Justice David dissented. While he agreed that there was no private right of action, he would have held that the hotline worker’s statement created a common-law duty.

I believe public policy strongly supports keeping John’s information confidential, to protect both the public and, incidentally, the reporting source. If the identity of the reporting source is not protected, this may chill reporters from coming forward at all. … Thus, there is strong public policy supporting maintaining confidentiality for the reporting source because the goal is to encourage reporting and thereby, protect children.

He would have found a special relationship from the “explicit assurance that DCS would act on John’s behalf,” and that this was “more than just recit[ing] the statute.” And he (and the majority) agreed that the harm to the Does was foreseeable.

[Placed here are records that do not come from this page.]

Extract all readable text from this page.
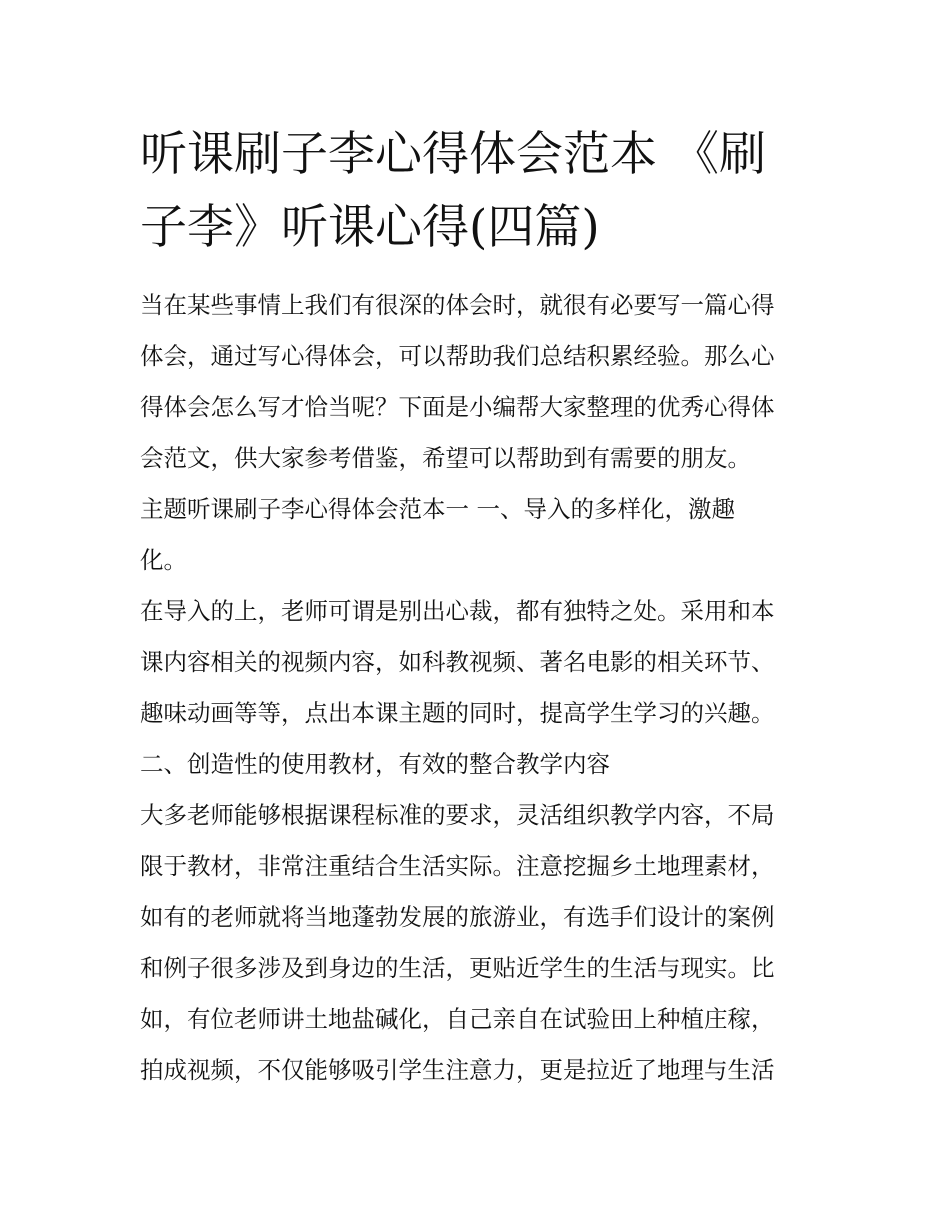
听课刷子李心得体会范本 《刷
子李》听课心得(四篇)

当在某些事情上我们有很深的体会时，就很有必要写一篇心得

体会，通过写心得体会，可以帮助我们总结积累经验。那么心

得体会怎么写才恰当呢？下面是小编帮大家整理的优秀心得体

会范文，供大家参考借鉴，希望可以帮助到有需要的朋友。

主题听课刷子李心得体会范本一 一、导入的多样化，激趣

化。

在导入的上，老师可谓是别出心裁，都有独特之处。采用和本

课内容相关的视频内容，如科教视频、著名电影的相关环节、

趣味动画等等，点出本课主题的同时，提高学生学习的兴趣。

二、创造性的使用教材，有效的整合教学内容

大多老师能够根据课程标准的要求，灵活组织教学内容，不局

限于教材，非常注重结合生活实际。注意挖掘乡土地理素材，

如有的老师就将当地蓬勃发展的旅游业，有选手们设计的案例

和例子很多涉及到身边的生活，更贴近学生的生活与现实。比

如，有位老师讲土地盐碱化，自己亲自在试验田上种植庄稼，

拍成视频，不仅能够吸引学生注意力，更是拉近了地理与生活
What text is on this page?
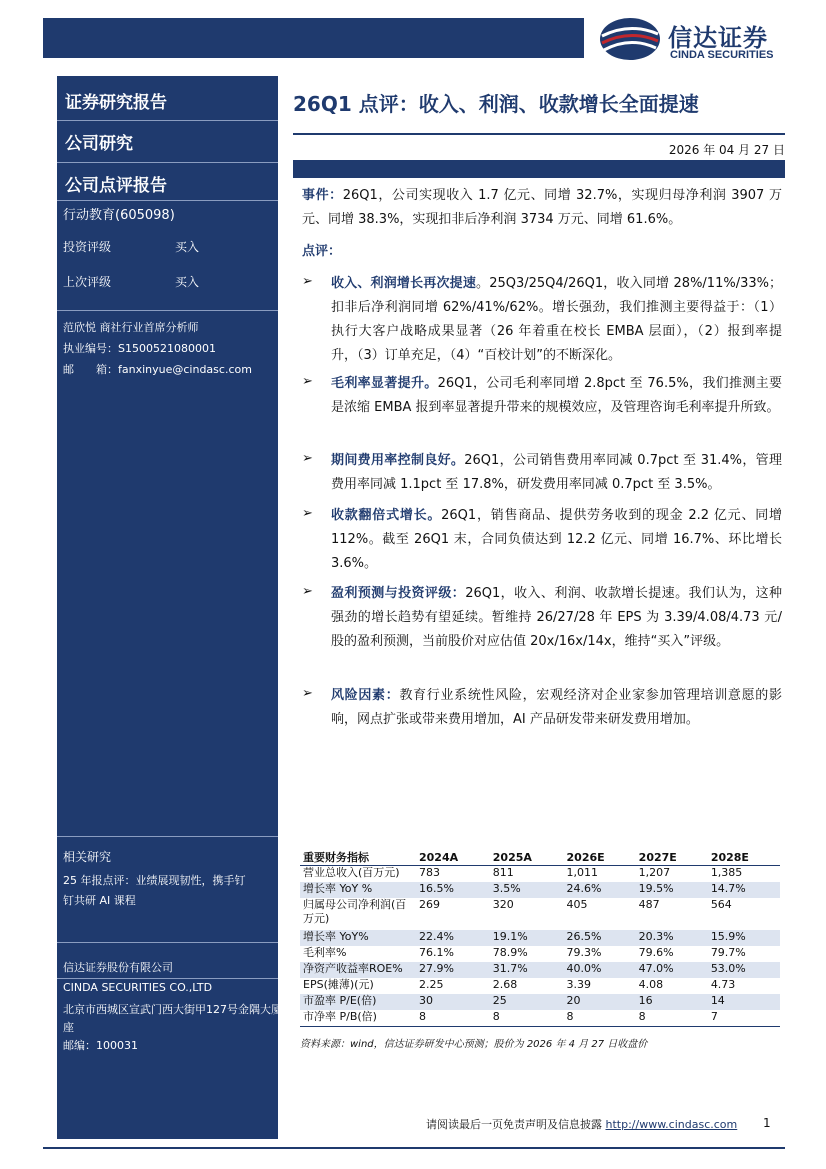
信达证券
CINDA SECURITIES
证券研究报告
公司研究
公司点评报告
行动教育(605098)
投资评级	买入
上次评级	买入
范欣悦 商社行业首席分析师
执业编号：S1500521080001
邮　　箱：fanxinyue@cindasc.com
相关研究
25 年报点评：业绩展现韧性，携手钉
钉共研 AI 课程
信达证券股份有限公司
CINDA SECURITIES CO.,LTD
北京市西城区宣武门西大街甲127号金隅大厦B
座
邮编：100031
26Q1 点评：收入、利润、收款增长全面提速
2026 年 04 月 27 日
事件：26Q1，公司实现收入 1.7 亿元、同增 32.7%，实现归母净利润 3907 万元、同增 38.3%，实现扣非后净利润 3734 万元、同增 61.6%。
点评：
➢ 收入、利润增长再次提速。25Q3/25Q4/26Q1，收入同增 28%/11%/33%；扣非后净利润同增 62%/41%/62%。增长强劲，我们推测主要得益于：（1）执行大客户战略成果显著（26 年着重在校长 EMBA 层面），（2）报到率提升，（3）订单充足，（4）“百校计划”的不断深化。
➢ 毛利率显著提升。26Q1，公司毛利率同增 2.8pct 至 76.5%，我们推测主要是浓缩 EMBA 报到率显著提升带来的规模效应，及管理咨询毛利率提升所致。
➢ 期间费用率控制良好。26Q1，公司销售费用率同减 0.7pct 至 31.4%，管理费用率同减 1.1pct 至 17.8%，研发费用率同减 0.7pct 至 3.5%。
➢ 收款翻倍式增长。26Q1，销售商品、提供劳务收到的现金 2.2 亿元、同增 112%。截至 26Q1 末，合同负债达到 12.2 亿元、同增 16.7%、环比增长 3.6%。
➢ 盈利预测与投资评级：26Q1，收入、利润、收款增长提速。我们认为，这种强劲的增长趋势有望延续。暂维持 26/27/28 年 EPS 为 3.39/4.08/4.73 元/股的盈利预测，当前股价对应估值 20x/16x/14x，维持“买入”评级。
➢ 风险因素：教育行业系统性风险，宏观经济对企业家参加管理培训意愿的影响，网点扩张或带来费用增加，AI 产品研发带来研发费用增加。
重要财务指标	2024A	2025A	2026E	2027E	2028E
营业总收入(百万元)	783	811	1,011	1,207	1,385
增长率 YoY %	16.5%	3.5%	24.6%	19.5%	14.7%
归属母公司净利润(百万元)	269	320	405	487	564
增长率 YoY%	22.4%	19.1%	26.5%	20.3%	15.9%
毛利率%	76.1%	78.9%	79.3%	79.6%	79.7%
净资产收益率ROE%	27.9%	31.7%	40.0%	47.0%	53.0%
EPS(摊薄)(元)	2.25	2.68	3.39	4.08	4.73
市盈率 P/E(倍)	30	25	20	16	14
市净率 P/B(倍)	8	8	8	8	7
资料来源：wind，信达证券研发中心预测；股价为 2026 年 4 月 27 日收盘价
请阅读最后一页免责声明及信息披露 http://www.cindasc.com 1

Justice David’s dissent ended by arguing that the Does may have a constitutional right to bring their action.

Finally, allowing John’s common-law claim to proceed is consistent with Article 1, Section 12 of our Constitution and our summary judgment standard. Article 1, Section 12 provides in relevant part: “All courts shall be open; and every person, for injury done to him in his person, property, or reputation, shall have remedy by due course of law.” And in Hughley v. State, this Court acknowledged that: “Indiana consciously errs on the side of letting marginal cases proceed to trial on the merits, rather than risk short-circuiting meritorious claims.” While I acknowledge that this case involves a question of law rather than an issue of fact, allowing the claim to proceed is consistent with our State’s constitutional mandate that plaintiffs may seek a remedy and our practice of letting cases proceed to trial. I think this is particularly important in a case like this where John relied upon a promise made by a government actor in response to his reluctance to provide information to the State, fearing consequences for himself and his family. I believe dismissing his claim on summary judgment might send a message that government actors can make false promises in an effort to achieve a desired result and not be held legally accountable when harm comes to the promisee.


  1. The statutes which protect the confidentiality of child-abuse reporters offer no private right of action when that confidentiality is breached.
  2. A government employees’ paraphrase of a statutory requirement does not create a common-law duty.
  3. At least one member of the Court may be open to constitutional arguments in favor of expanding rights of action for clear injuries.